Developed in the Data Sciences Platform at the Broad Institute, the toolkit offers a wide variety of tools with a primary focus on variant discovery and genotyping. Its powerful processing engine and high-performance computing features make it capable of taking on projects of any size. Learn more

MarkduplicatesSpark failed



    Genevieve Brandt (she/her)

    Hi lid.zigh,

    It can sometimes be complicated to find the root of the issue when running spark tools. The part of your stack trace that seems illuminating is here:

    21/11/21 05:44:43 ERROR ShuffleBlockFetcherIterator: Error occurred while fetching local blocks
    java.nio.file.NoSuchFileException: /scratch/lzeighami/WLCH3023/DownSample.60X/tmp/blockmgr-5057f706-90a5-4ef2-bc8f-7fd9d6e1832c/3a/shuffle_3_38190_0.index

    Spark is not finding one of the index files here. This could be from a few different problems with the command but first I would recommend checking that your temporary directory has enough space to hold the temporary files that spark creates. You'll also want to make sure that there is not a limit for the number of files that can exist in the temporary directory. 

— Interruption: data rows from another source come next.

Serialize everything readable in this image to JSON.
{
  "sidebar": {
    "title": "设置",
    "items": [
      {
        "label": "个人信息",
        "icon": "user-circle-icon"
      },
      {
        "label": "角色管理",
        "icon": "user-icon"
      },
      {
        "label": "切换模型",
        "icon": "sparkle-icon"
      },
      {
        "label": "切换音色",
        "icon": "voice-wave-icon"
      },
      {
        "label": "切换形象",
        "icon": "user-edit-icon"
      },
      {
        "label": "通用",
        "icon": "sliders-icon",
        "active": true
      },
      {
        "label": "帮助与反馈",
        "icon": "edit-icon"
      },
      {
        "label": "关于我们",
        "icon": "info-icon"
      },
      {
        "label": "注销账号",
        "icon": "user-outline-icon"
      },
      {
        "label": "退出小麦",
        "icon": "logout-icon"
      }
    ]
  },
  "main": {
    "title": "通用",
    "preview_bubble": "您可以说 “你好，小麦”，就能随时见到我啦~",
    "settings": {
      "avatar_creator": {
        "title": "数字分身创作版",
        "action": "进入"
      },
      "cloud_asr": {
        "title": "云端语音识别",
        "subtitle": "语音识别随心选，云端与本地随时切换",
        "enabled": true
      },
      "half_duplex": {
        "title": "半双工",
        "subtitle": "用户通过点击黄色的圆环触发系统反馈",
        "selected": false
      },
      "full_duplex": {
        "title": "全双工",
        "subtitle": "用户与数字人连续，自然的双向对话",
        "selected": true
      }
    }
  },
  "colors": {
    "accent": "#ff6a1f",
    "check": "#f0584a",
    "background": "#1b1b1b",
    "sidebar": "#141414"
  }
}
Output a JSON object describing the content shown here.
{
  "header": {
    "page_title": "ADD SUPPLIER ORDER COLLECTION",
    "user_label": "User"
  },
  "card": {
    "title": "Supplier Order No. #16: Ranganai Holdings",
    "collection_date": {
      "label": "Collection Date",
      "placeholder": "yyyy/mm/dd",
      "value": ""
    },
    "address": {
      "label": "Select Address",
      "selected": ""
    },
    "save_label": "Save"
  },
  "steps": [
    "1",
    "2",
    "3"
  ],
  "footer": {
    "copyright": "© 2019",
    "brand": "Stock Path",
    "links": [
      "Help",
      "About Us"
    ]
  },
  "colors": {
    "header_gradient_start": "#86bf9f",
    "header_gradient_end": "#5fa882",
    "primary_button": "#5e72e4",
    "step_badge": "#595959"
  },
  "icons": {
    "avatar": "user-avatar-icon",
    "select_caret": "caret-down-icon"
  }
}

    You might find more success changing your temporary directory to the system temp folder and not within your subdirectory. Potentially changing

    --conf 'spark.local.dir=tmp' \
    --conf 'spark.local.dir=/tmp' \

    Let me know if this works or you have further issues/questions!



    Hello Genevieve,

    Thank you for your kind help. I will try my script with system tmp folder instead of my tmp folder and hope it solves the issue. I will keep you updated.

    Thank you,



    Genevieve Brandt (she/her)

    Sounds good, let me know!